14 mai 2026

Niger : vigilance maximale avant l’hivernage 2026 et ses dangers

Avec l’arrivée prochaine de la saison des pluies, le Niger se prépare à affronter un hivernage 2026 potentiellement intense. Le Centre Opérationnel de Veille, d’Alerte et de Conduite de Crises (COVACC), placé sous l’autorité du ministère de l’Intérieur, a lancé un avertissement solennel aux populations, en particulier aux éleveurs, face aux risques majeurs liés aux premières intempéries.

D’après les prévisions de la Direction nationale de la météorologie, la saison pluvieuse s’annonce normale à excédentaire dans la bande agropastorale du pays. Les cumuls de précipitations devraient ainsi dépasser, ou du moins égaler, les moyennes historiques enregistrées entre 1991 et 2020. Une bonne nouvelle pour l’agriculture, mais un signal d’alerte pour les communautés pastorales déjà vulnérables.

des risques accrus pour le bétail et les infrastructures

Le COVACC met en garde contre les conséquences des vents violents qui accompagnent souvent les premières pluies. Ces épisodes, particulièrement redoutables pour les animaux affaiblis par la période de soudure, peuvent entraîner des pertes massives de cheptel. Les infrastructures ne sont pas épargnées : toitures arrachées, effondrements de bâtiments en banco et destruction d’équipements publics sont régulièrement observés.

Les dégâts, parfois irréversibles, pourraient aggraver la précarité des populations rurales, déjà confrontées à des défis économiques et sécuritaires. Face à cette menace, les autorités appellent à une vigilance accrue et à une préparation rigoureuse.

les premiers dégâts confirmés dès mai 2026

Les statistiques de la Direction générale de la protection civile (DGPC), arrêtées au 11 mai 2026, révèlent déjà des dégâts significatifs dans plusieurs régions. À Allakaye, dans le département de Bouza (région de Tahoua), des vents violents ont endommagé une école, un centre de santé et des infrastructures administratives. À Dankassari (région de Dosso), c’est un bloc scolaire, un magasin et plusieurs lampadaires qui ont été détruits, ainsi que cinq poteaux électriques.

Ces incidents, bien que localisés, illustrent la vulnérabilité des infrastructures communautaires face aux aléas climatiques. Ils rappellent l’urgence d’agir avant que la situation ne s’aggrave.

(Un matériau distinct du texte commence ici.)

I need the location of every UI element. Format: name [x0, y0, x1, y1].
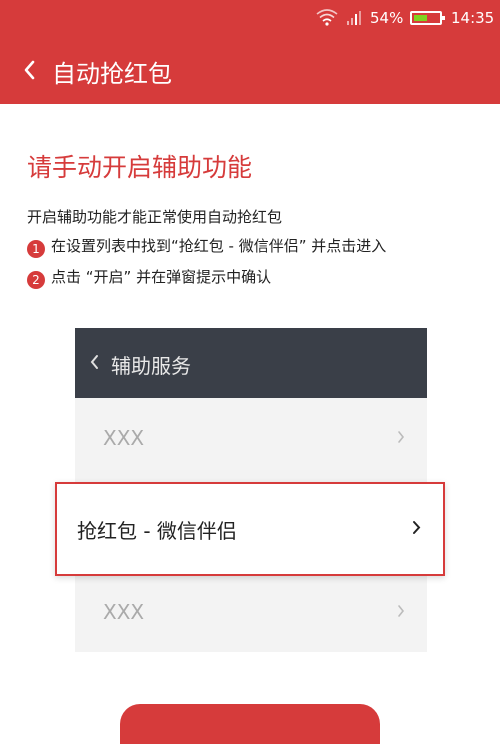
step-text: 点击 “开启” 并在弹窗提示中确认	[51, 268, 272, 286]
chevron-right-icon	[413, 521, 421, 534]
wifi-icon	[316, 9, 338, 26]
highlighted-service-row: 抢红包 - 微信伴侣	[55, 482, 445, 576]
step-number-badge: 2	[27, 271, 45, 289]
illustration-row: XXX	[75, 398, 427, 478]
illustration-row: XXX	[75, 572, 427, 652]
clock: 14:35	[451, 9, 495, 27]
open-settings-button[interactable]	[120, 704, 380, 744]
page-title: 自动抢红包	[52, 60, 172, 88]
battery-fill	[414, 15, 427, 21]
app-header: 54% 14:35 自动抢红包	[0, 0, 500, 104]
illustration-row-label: XXX	[103, 426, 145, 450]
battery-percent: 54%	[370, 9, 404, 27]
guide-intro: 开启辅助功能才能正常使用自动抢红包	[27, 208, 283, 226]
signal-icon	[347, 11, 361, 25]
illustration-header: 辅助服务	[75, 328, 427, 398]
chevron-right-icon	[398, 431, 405, 443]
step-number-badge: 1	[27, 240, 45, 258]
status-bar: 54% 14:35	[0, 0, 500, 36]
chevron-right-icon	[398, 605, 405, 617]
chevron-left-icon	[90, 355, 98, 369]
battery-icon	[410, 11, 445, 25]
step-1: 1 在设置列表中找到“抢红包 - 微信伴侣” 并点击进入	[27, 235, 386, 258]
toolbar: 自动抢红包	[0, 44, 500, 96]
illustration-header-title: 辅助服务	[111, 354, 191, 378]
illustration-row-label: XXX	[103, 600, 145, 624]
step-text: 在设置列表中找到“抢红包 - 微信伴侣” 并点击进入	[51, 237, 387, 255]
step-2: 2 点击 “开启” 并在弹窗提示中确认	[27, 266, 271, 289]
chevron-left-icon[interactable]	[18, 56, 42, 84]
guide-heading: 请手动开启辅助功能	[27, 153, 253, 182]
highlighted-service-label: 抢红包 - 微信伴侣	[77, 519, 237, 543]
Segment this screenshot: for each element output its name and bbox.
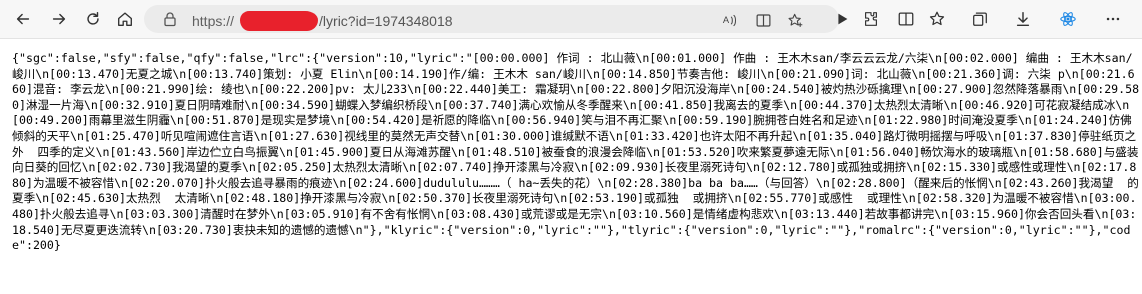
downloads-icon [1016, 11, 1030, 27]
url-suffix: /lyric?id=1974348018 [319, 13, 453, 29]
forward-button[interactable] [44, 4, 74, 34]
read-aloud-icon: A [722, 14, 736, 26]
favorites-button[interactable] [922, 4, 952, 34]
url-text[interactable]: https:// /lyric?id=1974348018 [192, 11, 453, 31]
collections-button[interactable] [965, 4, 995, 34]
more-menu-button[interactable] [1098, 4, 1128, 34]
redacted-domain [240, 11, 319, 31]
split-icon [898, 12, 914, 26]
lock-icon[interactable] [162, 11, 178, 27]
home-button[interactable] [110, 4, 140, 34]
svg-text:A: A [722, 15, 729, 25]
url-prefix: https:// [192, 13, 235, 29]
play-button[interactable] [827, 4, 857, 34]
favorites-icon [929, 11, 945, 26]
home-icon [118, 12, 132, 26]
more-icon [1106, 17, 1120, 21]
split-screen-button[interactable] [752, 9, 774, 31]
read-aloud-button[interactable]: A [719, 9, 741, 31]
raw-json-response: {"sgc":false,"sfy":false,"qfy":false,"lr… [12, 51, 1140, 253]
collections-icon [973, 12, 987, 26]
add-favorite-button[interactable] [784, 9, 806, 31]
play-icon [838, 13, 848, 25]
react-devtools-icon [1060, 12, 1076, 26]
downloads-button[interactable] [1008, 4, 1038, 34]
address-bar[interactable]: https:// /lyric?id=1974348018 A [144, 5, 839, 33]
add-favorite-icon [787, 13, 802, 27]
extension-button[interactable] [856, 4, 886, 34]
split-button[interactable] [891, 4, 921, 34]
extension-icon [865, 12, 877, 26]
back-button[interactable] [8, 4, 38, 34]
browser-toolbar: https:// /lyric?id=1974348018 A [0, 0, 1142, 39]
split-screen-icon [756, 13, 770, 27]
refresh-button[interactable] [78, 4, 108, 34]
forward-icon [52, 13, 66, 25]
react-devtools-button[interactable] [1053, 4, 1083, 34]
refresh-icon [87, 11, 99, 25]
back-icon [16, 13, 30, 25]
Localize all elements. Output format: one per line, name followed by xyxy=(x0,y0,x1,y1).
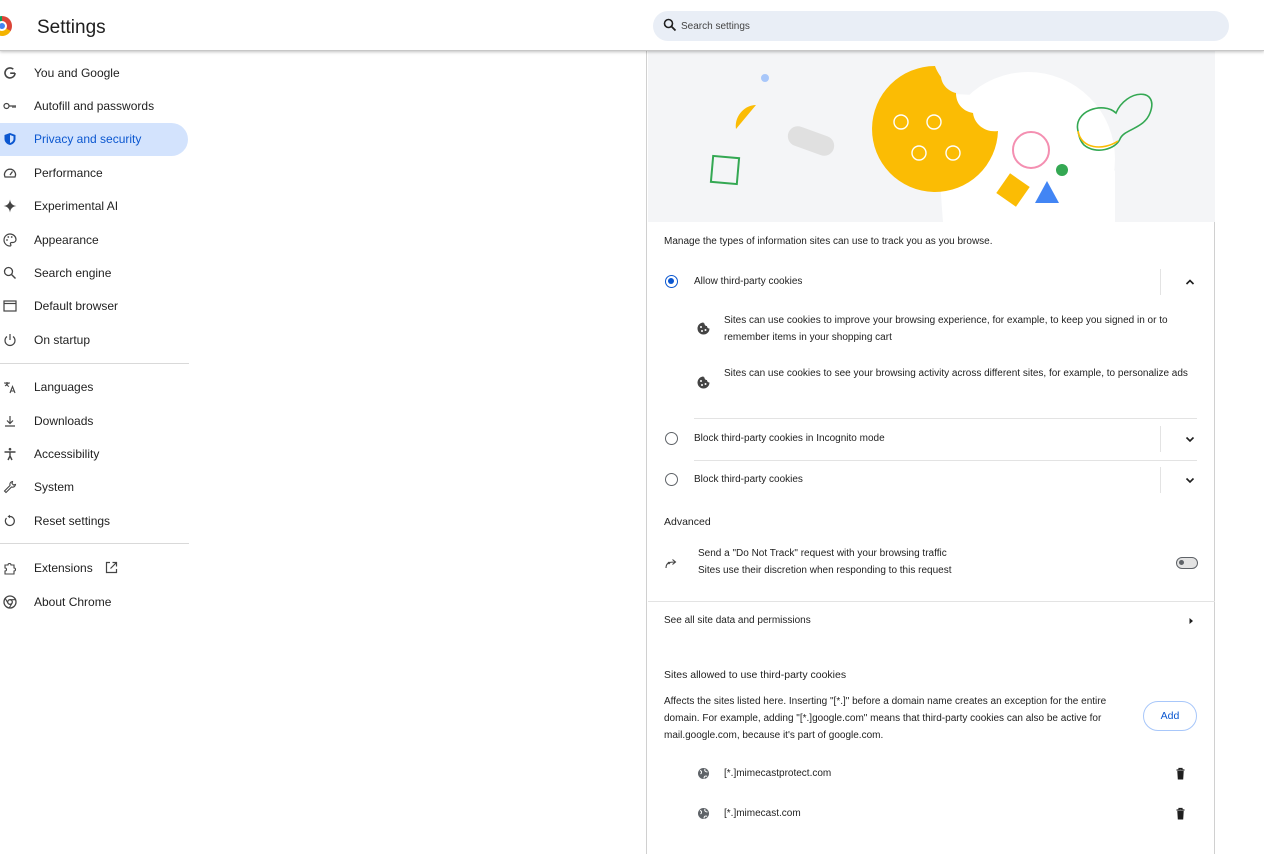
sidebar-item-performance[interactable]: Performance xyxy=(0,156,190,189)
site-data-link[interactable]: See all site data and permissions xyxy=(664,615,811,626)
sidebar-item-label: Appearance xyxy=(34,232,99,247)
option-divider xyxy=(1160,426,1161,452)
sidebar-item-languages[interactable]: Languages xyxy=(0,371,190,404)
site-name: [*.]mimecast.com xyxy=(724,808,801,819)
browser-window-icon xyxy=(3,300,17,313)
chrome-logo-icon xyxy=(0,16,12,36)
translate-icon xyxy=(4,382,16,394)
sidebar-item-label: System xyxy=(34,480,75,495)
cookie-icon xyxy=(697,322,710,335)
sidebar-item-label: Privacy and security xyxy=(34,132,142,147)
chevron-down-icon[interactable] xyxy=(1184,474,1196,486)
cookie-illustration-graphic xyxy=(709,66,1153,222)
key-icon xyxy=(3,102,16,110)
page-title: Settings xyxy=(37,17,106,38)
shield-icon xyxy=(4,133,16,146)
sidebar-item-search-engine[interactable]: Search engine xyxy=(0,256,190,289)
sidebar-divider xyxy=(0,543,189,545)
google-g-icon xyxy=(4,66,16,79)
wrench-icon xyxy=(3,481,17,494)
top-bar: Settings xyxy=(0,0,1264,51)
sidebar-item-label: Experimental AI xyxy=(34,199,119,214)
cookie-detail-2: Sites can use cookies to see your browsi… xyxy=(724,368,1188,379)
cookies-settings-card: Manage the types of information sites ca… xyxy=(646,51,1215,854)
sidebar-item-appearance[interactable]: Appearance xyxy=(0,223,190,256)
sidebar-item-label: Autofill and passwords xyxy=(34,99,155,114)
chevron-down-icon[interactable] xyxy=(1184,433,1196,445)
radio-block-third-party[interactable] xyxy=(665,473,678,486)
sidebar-item-accessibility[interactable]: Accessibility xyxy=(0,437,190,470)
chrome-icon xyxy=(3,594,17,609)
option-label-block-all[interactable]: Block third-party cookies xyxy=(694,474,803,485)
power-icon xyxy=(4,333,16,346)
dnt-subtitle: Sites use their discretion when respondi… xyxy=(698,565,952,576)
sidebar-divider xyxy=(0,362,189,364)
cookies-illustration xyxy=(648,51,1215,222)
trash-icon[interactable] xyxy=(1174,807,1187,820)
sidebar-item-privacy[interactable]: Privacy and security xyxy=(0,122,188,157)
sidebar-item-label: Languages xyxy=(34,380,94,395)
sidebar-item-reset-settings[interactable]: Reset settings xyxy=(0,504,190,537)
sidebar-item-system[interactable]: System xyxy=(0,471,190,504)
section-divider xyxy=(648,601,1215,602)
palette-icon xyxy=(3,233,17,247)
advanced-heading: Advanced xyxy=(664,516,711,528)
sidebar-item-autofill[interactable]: Autofill and passwords xyxy=(0,89,190,122)
sidebar-item-label: Search engine xyxy=(34,266,112,281)
accessibility-icon xyxy=(4,447,16,461)
option-divider xyxy=(1160,467,1161,493)
cookies-intro-text: Manage the types of information sites ca… xyxy=(664,236,993,247)
sidebar-item-extensions[interactable]: Extensions xyxy=(0,551,190,584)
do-not-track-icon xyxy=(665,559,677,569)
arrow-right-icon[interactable] xyxy=(1185,615,1197,627)
sparkle-icon xyxy=(3,199,17,213)
sidebar-item-label: About Chrome xyxy=(34,594,112,609)
sidebar-item-you-and-google[interactable]: You and Google xyxy=(0,56,190,89)
option-divider xyxy=(1160,269,1161,295)
add-site-button[interactable]: Add xyxy=(1143,701,1197,731)
sidebar-item-label: Reset settings xyxy=(34,513,111,528)
sidebar-item-label: Accessibility xyxy=(34,446,100,461)
sidebar-item-label: You and Google xyxy=(34,65,120,80)
search-input[interactable] xyxy=(681,11,1211,41)
sidebar-nav: You and Google Autofill and passwords Pr… xyxy=(0,56,190,618)
sidebar-item-label: On startup xyxy=(34,332,91,347)
globe-icon xyxy=(698,808,709,819)
option-label-block-incognito[interactable]: Block third-party cookies in Incognito m… xyxy=(694,433,885,444)
search-box[interactable] xyxy=(653,11,1229,41)
sidebar-item-label: Performance xyxy=(34,165,103,180)
option-label-allow[interactable]: Allow third-party cookies xyxy=(694,276,802,287)
row-divider xyxy=(694,460,1197,461)
dnt-toggle[interactable] xyxy=(1176,557,1198,569)
allowed-sites-description: Affects the sites listed here. Inserting… xyxy=(664,696,1107,741)
chevron-up-icon[interactable] xyxy=(1184,276,1196,288)
external-link-icon[interactable] xyxy=(105,561,118,574)
site-name: [*.]mimecastprotect.com xyxy=(724,768,832,779)
sidebar-item-on-startup[interactable]: On startup xyxy=(0,323,190,356)
trash-icon[interactable] xyxy=(1174,767,1187,780)
dnt-title: Send a "Do Not Track" request with your … xyxy=(698,548,947,559)
cookie-icon xyxy=(697,376,710,389)
cookie-detail-1: Sites can use cookies to improve your br… xyxy=(724,315,1168,343)
sidebar-item-default-browser[interactable]: Default browser xyxy=(0,290,190,323)
download-icon xyxy=(5,415,15,427)
globe-icon xyxy=(698,768,709,779)
sidebar-item-label: Default browser xyxy=(34,299,119,314)
allowed-sites-heading: Sites allowed to use third-party cookies xyxy=(664,669,847,681)
row-divider xyxy=(694,418,1197,419)
search-icon xyxy=(3,266,16,280)
sidebar-item-label: Extensions xyxy=(34,561,93,576)
sidebar-item-about-chrome[interactable]: About Chrome xyxy=(0,585,190,618)
puzzle-icon xyxy=(4,563,16,575)
radio-allow-third-party[interactable] xyxy=(665,275,678,288)
search-icon xyxy=(663,18,677,32)
sidebar-item-downloads[interactable]: Downloads xyxy=(0,404,190,437)
reset-icon xyxy=(4,514,15,526)
sidebar-item-experimental-ai[interactable]: Experimental AI xyxy=(0,190,190,223)
radio-block-incognito[interactable] xyxy=(665,432,678,445)
sidebar-item-label: Downloads xyxy=(34,413,94,428)
speedometer-icon xyxy=(3,168,17,178)
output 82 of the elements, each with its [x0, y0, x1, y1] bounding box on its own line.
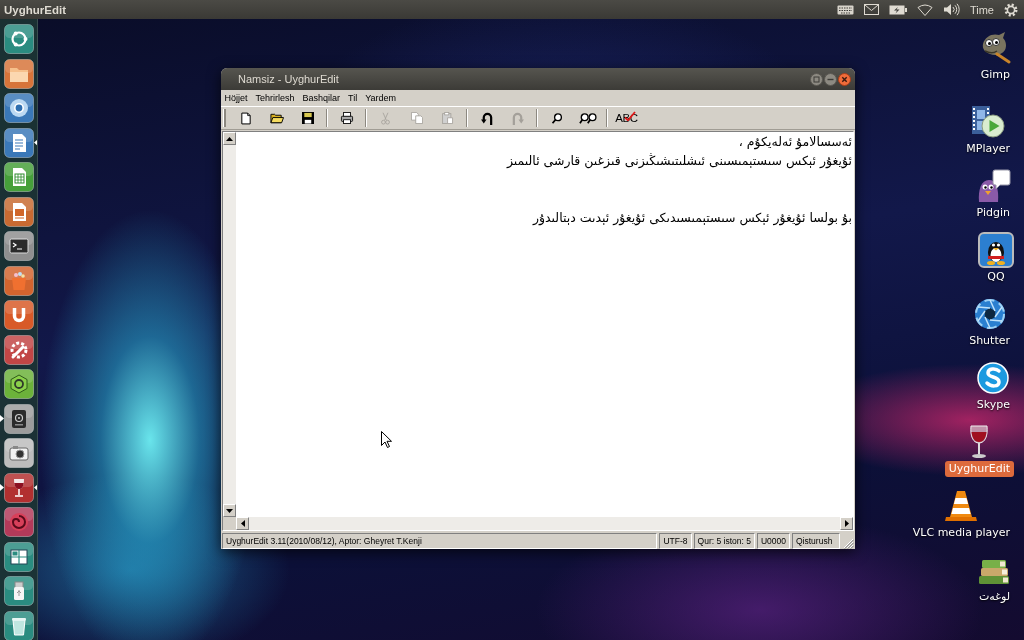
spreadsheet-icon[interactable] — [4, 162, 34, 193]
trash-icon[interactable] — [4, 610, 34, 640]
redo-arrow-icon — [511, 111, 524, 125]
left-arrow-icon — [240, 520, 245, 527]
menu-item[interactable]: Tehrirlesh — [252, 91, 299, 105]
safe-icon[interactable] — [4, 403, 34, 434]
scroll-left-button[interactable] — [236, 517, 249, 530]
text-line: ئەسسالامۇ ئەلەيكۇم ، — [738, 133, 852, 151]
character-code: U0000 — [756, 533, 790, 549]
desktop-icon-label[interactable]: Pidgin — [972, 205, 1014, 221]
scissors-icon — [381, 111, 390, 125]
clock-text[interactable]: Time — [969, 3, 994, 16]
close-icon — [838, 72, 851, 86]
menu-item[interactable]: Yardem — [361, 91, 400, 105]
presentation-icon[interactable] — [4, 196, 34, 227]
text-editor[interactable]: ئەسسالامۇ ئەلەيكۇم ، ئۇيغۇر ئېكس سىستېمىسىنى ئىشلىتىشىڭىزنى قىزغىن قارشى ئالىمىز بۇ بولسا ئۇيغۇر ئېكس سىستېمىسىدىكى ئۇيغۇر ئېدىت دېتالىدۇر — [236, 132, 853, 517]
scroll-down-button[interactable] — [223, 504, 236, 517]
cursor-position: Qur: 5 iston: 5 — [693, 533, 755, 549]
shopping-bag-icon[interactable] — [4, 265, 34, 296]
up-arrow-icon — [226, 136, 233, 141]
maximize-button[interactable] — [810, 72, 823, 86]
minimize-button[interactable] — [824, 72, 837, 86]
encoding-indicator: UTF-8 — [659, 533, 692, 549]
right-arrow-icon — [844, 520, 849, 527]
film-play-icon[interactable] — [970, 104, 1007, 140]
grip-handle-icon[interactable] — [223, 109, 226, 127]
desktop-icon-label[interactable]: Skype — [972, 397, 1014, 413]
text-line: ئۇيغۇر ئېكس سىستېمىسىنى ئىشلىتىشىڭىزنى قىزغىن قارشى ئالىمىز — [506, 152, 852, 170]
folder-icon — [269, 112, 284, 124]
menu-item[interactable]: Til — [344, 91, 361, 105]
status-message: UyghurEdit 3.11(2010/08/12), Aptor: Gheyret T.Kenji — [222, 533, 658, 549]
blank-page-icon — [240, 111, 251, 125]
envelope-icon[interactable] — [863, 4, 879, 15]
wifi-icon[interactable] — [916, 3, 933, 16]
minimize-icon — [824, 72, 837, 86]
workspace-grid-icon[interactable] — [4, 541, 34, 572]
scroll-right-button[interactable] — [840, 517, 853, 530]
desktop-icon-label[interactable]: VLC media player — [908, 525, 1014, 541]
printer-icon — [339, 112, 354, 124]
usb-drive-icon[interactable] — [4, 576, 34, 607]
horizontal-scrollbar[interactable] — [236, 517, 853, 530]
hexagon-ring-icon[interactable] — [4, 369, 34, 400]
wine-glass-icon[interactable] — [4, 472, 34, 503]
search-icon — [551, 112, 562, 124]
penguin-tile-icon[interactable] — [978, 232, 1014, 268]
desktop-icon-label[interactable]: Shutter — [965, 333, 1014, 349]
text-line: بۇ بولسا ئۇيغۇر ئېكس سىستېمىسىدىكى ئۇيغۇر ئېدىت دېتالىدۇر — [532, 209, 852, 227]
traffic-cone-icon[interactable] — [943, 488, 980, 524]
window-title: Namsiz - UyghurEdit — [238, 73, 339, 85]
close-button[interactable] — [838, 72, 851, 86]
double-magnifier-icon — [578, 112, 597, 124]
scroll-up-button[interactable] — [223, 132, 236, 145]
menu-item[interactable]: Höjjet — [221, 91, 251, 105]
desktop-icon-label[interactable]: QQ — [983, 269, 1009, 285]
terminal-icon[interactable] — [4, 231, 34, 262]
copy-pages-icon — [410, 112, 423, 124]
clipboard-icon — [441, 112, 454, 124]
maximize-icon — [810, 72, 823, 86]
desktop-icon-label[interactable]: Gimp — [976, 67, 1014, 83]
keyboard-icon[interactable] — [836, 4, 854, 15]
insert-mode: Qisturush — [792, 533, 840, 549]
desktop-icon-label[interactable]: لوغەت — [974, 589, 1014, 605]
active-app-title[interactable]: UyghurEdit — [4, 3, 66, 16]
folder-icon[interactable] — [4, 58, 34, 89]
desktop-icon-label[interactable]: MPlayer — [962, 141, 1014, 157]
menu-item[interactable]: Bashqilar — [299, 91, 344, 105]
camera-icon[interactable] — [4, 438, 34, 469]
gear-icon[interactable] — [1004, 2, 1018, 17]
u-shape-icon[interactable] — [4, 300, 34, 331]
resize-grip-icon[interactable] — [842, 537, 854, 549]
vertical-scrollbar[interactable] — [223, 132, 236, 517]
document-icon[interactable] — [4, 127, 34, 158]
battery-icon[interactable] — [888, 4, 907, 15]
speaker-icon[interactable] — [942, 3, 960, 16]
undo-arrow-icon — [480, 111, 493, 125]
swirl-logo-icon[interactable] — [975, 360, 1012, 396]
ring-icon[interactable] — [4, 93, 34, 124]
mouse-pointer-icon — [381, 431, 392, 448]
down-arrow-icon — [226, 508, 233, 513]
ring-logo-icon[interactable] — [4, 24, 34, 55]
wrench-gear-icon[interactable] — [4, 334, 34, 365]
swirl-icon[interactable] — [4, 507, 34, 538]
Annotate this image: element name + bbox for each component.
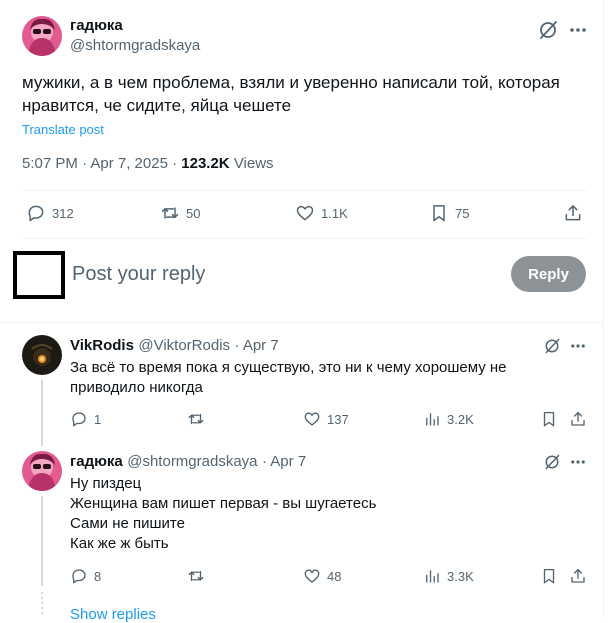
reply-count: 8: [94, 568, 102, 584]
share-icon: [565, 205, 581, 221]
bookmark-action[interactable]: 75: [429, 203, 469, 223]
views-icon: [426, 570, 439, 583]
tweet-time[interactable]: 5:07 PM · Apr 7, 2025: [22, 155, 168, 172]
views-count: 3.3K: [447, 568, 474, 584]
author-avatar[interactable]: [22, 16, 62, 56]
author-name[interactable]: гадюка: [70, 17, 123, 34]
reply-header: VikRodis @ViktorRodis · Apr 7: [70, 337, 279, 355]
reply-count: 312: [52, 205, 74, 221]
meta-separator: ·: [167, 155, 182, 172]
heart-icon: [296, 205, 314, 221]
reply-author-name[interactable]: гадюка: [70, 453, 123, 470]
bookmark-icon: [543, 568, 555, 584]
repost-action[interactable]: [187, 410, 205, 428]
reply-line: Женщина вам пишет первая - вы шугаетесь: [70, 495, 377, 512]
thread-line: [41, 380, 43, 446]
reply-date[interactable]: · Apr 7: [234, 337, 278, 354]
like-count: 137: [327, 411, 349, 427]
tweet-text: мужики, а в чем проблема, взяли и уверен…: [22, 73, 560, 115]
repost-action[interactable]: [187, 567, 205, 585]
show-replies-link[interactable]: Show replies: [70, 606, 156, 623]
grok-icon[interactable]: [543, 453, 561, 471]
reply-avatar[interactable]: [22, 451, 62, 491]
reply-icon: [72, 569, 86, 584]
heart-icon: [304, 569, 320, 583]
bookmark-icon: [433, 205, 445, 222]
reply-input[interactable]: Post your reply: [72, 263, 205, 286]
timeline-border: [603, 0, 604, 617]
thread-dots: [41, 592, 43, 617]
reply-action[interactable]: 8: [70, 567, 101, 585]
like-action[interactable]: 48: [303, 567, 341, 585]
repost-icon: [188, 413, 204, 425]
translate-link[interactable]: Translate post: [22, 122, 104, 137]
reply-placeholder: Post your reply: [72, 263, 206, 285]
divider: [0, 322, 603, 323]
reply-line: Как же ж быть: [70, 535, 169, 552]
reply-line: Ну пиздец: [70, 475, 142, 492]
grok-icon[interactable]: [543, 337, 561, 355]
more-options-icon[interactable]: [570, 339, 586, 353]
views-action[interactable]: 3.3K: [423, 567, 474, 585]
reply-author-handle[interactable]: @ViktorRodis: [138, 337, 230, 354]
share-icon: [571, 568, 585, 583]
reply-author-handle[interactable]: @shtormgradskaya: [127, 453, 257, 470]
reply-avatar[interactable]: [22, 335, 62, 375]
repost-action[interactable]: 50: [160, 203, 200, 223]
reply-author-name[interactable]: VikRodis: [70, 337, 134, 354]
like-count: 1.1K: [321, 205, 348, 221]
bookmark-icon: [543, 411, 555, 427]
like-count: 48: [327, 568, 342, 584]
bookmark-action[interactable]: [540, 410, 558, 428]
composer-avatar-placeholder: [13, 251, 65, 299]
reply-line: Сами не пишите: [70, 515, 185, 532]
reply-date[interactable]: · Apr 7: [262, 453, 306, 470]
like-action[interactable]: 1.1K: [295, 203, 348, 223]
more-options-icon[interactable]: [570, 455, 586, 469]
share-action[interactable]: [569, 567, 587, 585]
share-action[interactable]: [569, 410, 587, 428]
bookmark-count: 75: [455, 205, 470, 221]
share-action[interactable]: [563, 203, 583, 223]
author-handle[interactable]: @shtormgradskaya: [70, 37, 200, 54]
tweet-meta: 5:07 PM · Apr 7, 2025 · 123.2K Views: [22, 155, 274, 172]
reply-icon: [72, 412, 86, 427]
repost-count: 50: [186, 205, 201, 221]
reply-icon: [28, 205, 44, 222]
repost-icon: [188, 570, 204, 582]
reply-action[interactable]: 1: [70, 410, 101, 428]
views-icon: [426, 413, 439, 426]
reply-count: 1: [94, 411, 102, 427]
more-options-icon[interactable]: [569, 22, 587, 38]
views-count: 3.2K: [447, 411, 474, 427]
reply-header: гадюка @shtormgradskaya · Apr 7: [70, 453, 306, 471]
share-icon: [571, 411, 585, 426]
reply-action[interactable]: 312: [26, 203, 74, 223]
grok-icon[interactable]: [537, 19, 559, 41]
reply-button[interactable]: Reply: [511, 256, 586, 292]
reply-text: За всё то время пока я существую, это ни…: [70, 359, 507, 396]
thread-line: [41, 496, 43, 586]
like-action[interactable]: 137: [303, 410, 349, 428]
bookmark-action[interactable]: [540, 567, 558, 585]
views-count: 123.2K: [181, 155, 230, 172]
views-label: Views: [233, 155, 274, 172]
divider: [22, 190, 587, 191]
heart-icon: [304, 412, 320, 426]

les recommandations du covacc pour limiter les risques

Pour réduire les pertes humaines, animales et matérielles, le COVACC a émis une série de recommandations strictes. Les populations sont invitées à :

  • Suivre les bulletins météorologiques et les alertes diffusées par les services spécialisés ;
  • Protéger le bétail en le mettant à l’abri pendant les épisodes de vents violents ;
  • Éviter les zones à risque, notamment les koris (lits de rivières asséchées) et les cours d’eau temporaires, qui se transforment en torrents lors des fortes pluies ;
  • Signaler immédiatement tout incident aux autorités locales pour une intervention rapide.

Ces mesures, si elles sont appliquées avec rigueur, pourraient atténuer l’impact des intempéries sur les populations rurales.

un enjeu vital pour l’économie pastorale du Niger

Au Niger, l’élevage représente un secteur clé, soutenant des millions de familles et contribuant significativement à l’économie nationale. Pourtant, chaque saison des pluies est à la fois une opportunité et une menace. Si les pâturages bénéficient des pluies, les éleveurs doivent aussi composer avec des risques climatiques accrus, aggravés par les tensions sécuritaires et les difficultés économiques.

Dans ce contexte, les autorités misent sur la prévention et l’anticipation pour protéger les populations les plus exposées. L’hivernage 2026 s’annonce comme un test majeur pour la résilience des communautés rurales nigériennes, où chaque décision compte pour préserver des années d’efforts et de survie pastorale.